Case Study 4: Community Consensus
Twitter > X: Often referred to as the most powerful person in the world; Elon Musk, is the owner of the social media platform “X” (formerly known as Twitter). In a string of tweets, he orchestrated a crowdsourced overnight redesign of the platform’s blue bird logo via a community open-call for submissions (the winning logo was a minimalist letter designed by Alex Tourville). For a large brand with millions of users- this is a chaotic approach compared to rigorous design processes usually employed for such decisions.
X’y McX-Face: In 2016, the British public voted to name a £200 million polar research vessel “Boaty McBoatface”, a joyful example of humour when power is handed over to the internet community. The “McFace” spoof has become somewhat of a social phenomenon, with a racehorse, snow-plow and a skate park among the newly named-by-public-poll. Humour, jokes and satire have long been utilised as powerful methods of visual communication – as Metahaven examines – the maker of a joke is “truly a designer”, stating “the joke has untapped power to disrupt – a power far greater than we thought.”
REACHING IN, REACHING OUT
The power of design is in its ability to reach out of itself and into other disciplines– this is what makes it a radical practice.

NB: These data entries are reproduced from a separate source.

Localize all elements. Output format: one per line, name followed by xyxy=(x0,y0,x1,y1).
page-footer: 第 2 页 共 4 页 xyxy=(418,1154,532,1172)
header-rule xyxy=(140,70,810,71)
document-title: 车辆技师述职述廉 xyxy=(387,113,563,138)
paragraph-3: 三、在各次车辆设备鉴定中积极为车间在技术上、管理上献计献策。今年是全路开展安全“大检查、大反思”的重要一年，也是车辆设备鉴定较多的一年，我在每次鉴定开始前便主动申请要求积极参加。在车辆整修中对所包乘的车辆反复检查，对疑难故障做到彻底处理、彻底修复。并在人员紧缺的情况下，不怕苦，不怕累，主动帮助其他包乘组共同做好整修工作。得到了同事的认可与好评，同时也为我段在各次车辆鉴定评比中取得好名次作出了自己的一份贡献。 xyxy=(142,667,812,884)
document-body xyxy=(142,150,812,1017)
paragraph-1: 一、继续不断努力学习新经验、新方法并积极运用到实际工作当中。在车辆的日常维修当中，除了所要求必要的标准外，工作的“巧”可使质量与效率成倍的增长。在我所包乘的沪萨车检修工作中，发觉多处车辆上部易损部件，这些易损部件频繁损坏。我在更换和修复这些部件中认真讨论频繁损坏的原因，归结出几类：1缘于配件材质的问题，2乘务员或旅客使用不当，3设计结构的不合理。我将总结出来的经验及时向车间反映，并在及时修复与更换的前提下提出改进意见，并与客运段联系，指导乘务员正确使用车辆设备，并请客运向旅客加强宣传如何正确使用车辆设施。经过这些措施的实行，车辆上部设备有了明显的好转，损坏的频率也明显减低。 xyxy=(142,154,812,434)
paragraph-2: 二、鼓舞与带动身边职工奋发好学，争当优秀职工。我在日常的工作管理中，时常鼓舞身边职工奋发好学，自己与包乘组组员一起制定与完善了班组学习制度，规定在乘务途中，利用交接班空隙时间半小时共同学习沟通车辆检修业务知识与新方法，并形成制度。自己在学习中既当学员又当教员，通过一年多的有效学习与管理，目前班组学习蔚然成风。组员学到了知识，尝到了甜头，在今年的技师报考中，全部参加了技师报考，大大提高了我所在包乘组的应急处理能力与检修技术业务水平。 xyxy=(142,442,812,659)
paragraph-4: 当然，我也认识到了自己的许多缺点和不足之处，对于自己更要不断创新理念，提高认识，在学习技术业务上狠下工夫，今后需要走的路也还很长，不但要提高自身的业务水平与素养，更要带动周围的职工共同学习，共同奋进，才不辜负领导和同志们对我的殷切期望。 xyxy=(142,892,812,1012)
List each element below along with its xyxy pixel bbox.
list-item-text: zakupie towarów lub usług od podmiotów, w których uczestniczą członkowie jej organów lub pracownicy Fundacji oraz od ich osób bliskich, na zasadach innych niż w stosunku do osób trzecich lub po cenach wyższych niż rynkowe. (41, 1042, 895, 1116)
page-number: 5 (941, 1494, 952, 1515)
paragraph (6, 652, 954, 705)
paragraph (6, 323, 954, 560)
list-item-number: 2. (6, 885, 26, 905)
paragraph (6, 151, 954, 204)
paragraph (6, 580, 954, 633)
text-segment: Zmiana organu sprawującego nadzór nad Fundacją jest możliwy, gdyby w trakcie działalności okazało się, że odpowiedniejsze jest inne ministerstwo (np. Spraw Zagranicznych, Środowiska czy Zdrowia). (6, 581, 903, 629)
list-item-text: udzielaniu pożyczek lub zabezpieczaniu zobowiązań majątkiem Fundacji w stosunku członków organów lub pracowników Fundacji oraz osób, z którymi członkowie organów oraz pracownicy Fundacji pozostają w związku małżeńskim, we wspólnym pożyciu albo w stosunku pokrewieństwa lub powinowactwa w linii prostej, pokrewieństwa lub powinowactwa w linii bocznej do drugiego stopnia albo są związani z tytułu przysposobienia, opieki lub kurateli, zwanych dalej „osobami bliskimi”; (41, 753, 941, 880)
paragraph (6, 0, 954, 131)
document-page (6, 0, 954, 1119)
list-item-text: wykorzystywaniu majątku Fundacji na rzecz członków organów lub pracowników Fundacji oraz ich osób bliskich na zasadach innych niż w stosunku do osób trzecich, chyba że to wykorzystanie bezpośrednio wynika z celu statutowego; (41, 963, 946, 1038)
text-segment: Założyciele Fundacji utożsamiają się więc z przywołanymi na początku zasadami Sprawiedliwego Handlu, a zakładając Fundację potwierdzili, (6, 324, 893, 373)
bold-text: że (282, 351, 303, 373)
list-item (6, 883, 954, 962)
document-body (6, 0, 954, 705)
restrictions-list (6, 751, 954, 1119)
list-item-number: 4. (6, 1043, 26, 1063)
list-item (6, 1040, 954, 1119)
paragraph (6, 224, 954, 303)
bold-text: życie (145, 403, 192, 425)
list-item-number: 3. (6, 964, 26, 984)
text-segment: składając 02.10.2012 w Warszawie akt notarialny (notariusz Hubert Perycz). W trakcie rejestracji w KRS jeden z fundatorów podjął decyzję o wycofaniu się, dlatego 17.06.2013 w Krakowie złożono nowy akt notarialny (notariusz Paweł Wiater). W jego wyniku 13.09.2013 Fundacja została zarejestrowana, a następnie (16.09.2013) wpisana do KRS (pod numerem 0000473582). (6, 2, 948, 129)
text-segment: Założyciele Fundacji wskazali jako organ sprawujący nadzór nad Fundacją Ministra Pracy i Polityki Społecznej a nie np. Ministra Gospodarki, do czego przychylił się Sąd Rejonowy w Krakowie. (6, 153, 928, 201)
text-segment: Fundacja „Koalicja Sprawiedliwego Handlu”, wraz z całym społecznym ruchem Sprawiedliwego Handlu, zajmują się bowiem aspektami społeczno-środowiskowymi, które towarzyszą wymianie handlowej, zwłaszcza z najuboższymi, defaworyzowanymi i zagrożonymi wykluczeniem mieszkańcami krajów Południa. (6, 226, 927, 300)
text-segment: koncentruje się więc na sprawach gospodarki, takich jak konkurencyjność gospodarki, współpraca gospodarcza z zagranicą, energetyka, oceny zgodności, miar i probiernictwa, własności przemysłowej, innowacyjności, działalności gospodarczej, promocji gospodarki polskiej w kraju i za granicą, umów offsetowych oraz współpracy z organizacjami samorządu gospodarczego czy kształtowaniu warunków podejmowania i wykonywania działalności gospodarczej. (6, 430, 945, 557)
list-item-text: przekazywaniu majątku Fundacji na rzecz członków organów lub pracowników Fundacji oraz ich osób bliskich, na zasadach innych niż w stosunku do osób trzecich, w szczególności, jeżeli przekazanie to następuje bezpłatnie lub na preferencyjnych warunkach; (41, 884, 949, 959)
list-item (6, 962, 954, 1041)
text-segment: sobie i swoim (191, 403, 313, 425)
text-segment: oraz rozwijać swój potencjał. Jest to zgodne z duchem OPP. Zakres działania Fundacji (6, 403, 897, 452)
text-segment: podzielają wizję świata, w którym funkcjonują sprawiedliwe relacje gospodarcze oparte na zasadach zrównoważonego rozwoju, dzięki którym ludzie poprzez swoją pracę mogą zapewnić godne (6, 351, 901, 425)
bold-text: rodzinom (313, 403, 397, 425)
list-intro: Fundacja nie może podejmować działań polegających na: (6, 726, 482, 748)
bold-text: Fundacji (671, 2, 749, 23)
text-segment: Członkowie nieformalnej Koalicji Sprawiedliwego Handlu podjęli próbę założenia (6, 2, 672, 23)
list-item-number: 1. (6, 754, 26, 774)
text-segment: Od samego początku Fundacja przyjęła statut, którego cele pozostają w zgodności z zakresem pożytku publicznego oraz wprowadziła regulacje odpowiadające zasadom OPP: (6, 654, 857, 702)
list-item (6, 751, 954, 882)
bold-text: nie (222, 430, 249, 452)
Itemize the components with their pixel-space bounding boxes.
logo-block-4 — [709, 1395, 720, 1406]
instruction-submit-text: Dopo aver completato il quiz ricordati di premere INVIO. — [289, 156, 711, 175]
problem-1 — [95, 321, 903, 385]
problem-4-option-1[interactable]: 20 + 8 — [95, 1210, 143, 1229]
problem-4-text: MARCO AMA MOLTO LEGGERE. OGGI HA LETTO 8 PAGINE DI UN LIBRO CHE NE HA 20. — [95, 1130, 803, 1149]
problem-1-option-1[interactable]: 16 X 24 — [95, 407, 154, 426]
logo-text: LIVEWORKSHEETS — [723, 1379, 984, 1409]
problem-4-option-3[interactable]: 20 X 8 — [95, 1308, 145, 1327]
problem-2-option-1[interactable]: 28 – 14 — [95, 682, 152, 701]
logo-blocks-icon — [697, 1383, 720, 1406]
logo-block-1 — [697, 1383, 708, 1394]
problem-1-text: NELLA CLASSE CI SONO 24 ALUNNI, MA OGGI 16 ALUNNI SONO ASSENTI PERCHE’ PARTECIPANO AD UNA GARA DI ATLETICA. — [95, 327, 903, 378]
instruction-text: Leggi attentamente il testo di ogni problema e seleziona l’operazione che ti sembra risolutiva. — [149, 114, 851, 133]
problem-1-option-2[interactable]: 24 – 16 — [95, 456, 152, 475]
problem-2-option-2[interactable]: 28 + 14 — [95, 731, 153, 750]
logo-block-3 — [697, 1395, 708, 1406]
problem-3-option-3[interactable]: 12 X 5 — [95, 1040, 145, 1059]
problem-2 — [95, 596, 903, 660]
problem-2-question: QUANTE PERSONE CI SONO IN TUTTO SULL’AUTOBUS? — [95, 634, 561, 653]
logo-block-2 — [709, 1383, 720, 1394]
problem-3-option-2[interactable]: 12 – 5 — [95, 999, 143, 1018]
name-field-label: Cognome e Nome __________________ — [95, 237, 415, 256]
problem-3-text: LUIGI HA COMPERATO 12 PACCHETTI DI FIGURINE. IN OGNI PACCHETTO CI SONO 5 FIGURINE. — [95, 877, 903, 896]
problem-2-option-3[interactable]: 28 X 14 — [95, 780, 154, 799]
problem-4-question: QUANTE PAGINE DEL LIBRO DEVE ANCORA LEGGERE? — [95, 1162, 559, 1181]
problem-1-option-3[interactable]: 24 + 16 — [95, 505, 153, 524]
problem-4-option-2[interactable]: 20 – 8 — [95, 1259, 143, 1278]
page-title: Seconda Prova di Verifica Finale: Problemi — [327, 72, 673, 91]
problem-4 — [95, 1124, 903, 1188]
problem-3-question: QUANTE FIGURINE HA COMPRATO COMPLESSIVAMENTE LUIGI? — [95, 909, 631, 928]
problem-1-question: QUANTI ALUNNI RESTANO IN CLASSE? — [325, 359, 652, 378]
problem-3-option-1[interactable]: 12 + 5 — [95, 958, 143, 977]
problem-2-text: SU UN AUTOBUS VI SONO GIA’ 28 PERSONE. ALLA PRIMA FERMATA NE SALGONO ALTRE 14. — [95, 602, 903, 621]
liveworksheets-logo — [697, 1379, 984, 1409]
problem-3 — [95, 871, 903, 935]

It not only imagines the future, but plays a major role in enacting, realising and physically making that future. Every designer will bring their own biases and experiences to every project they work on and will be influenced by the economic, political and social structures that are the context within which they operate. As such; the threads of power form an immensely complex tangle that can be difficult to unpick- let alone to weave into a new tapestry. When we turn away from competition and seek alternative models of sharing, teaching and practising design- we can together work towards building more equitable systems for all, inside and outside design. Embrace the messiness and imperfections, trust in the unknowns. To end in the words of Keller Esterling– who’s quote not only reflects these sentiments but also encapsulates the intentions behind the POST.Design Festival and this editorial platform: “Designing is not solving but further entangling.”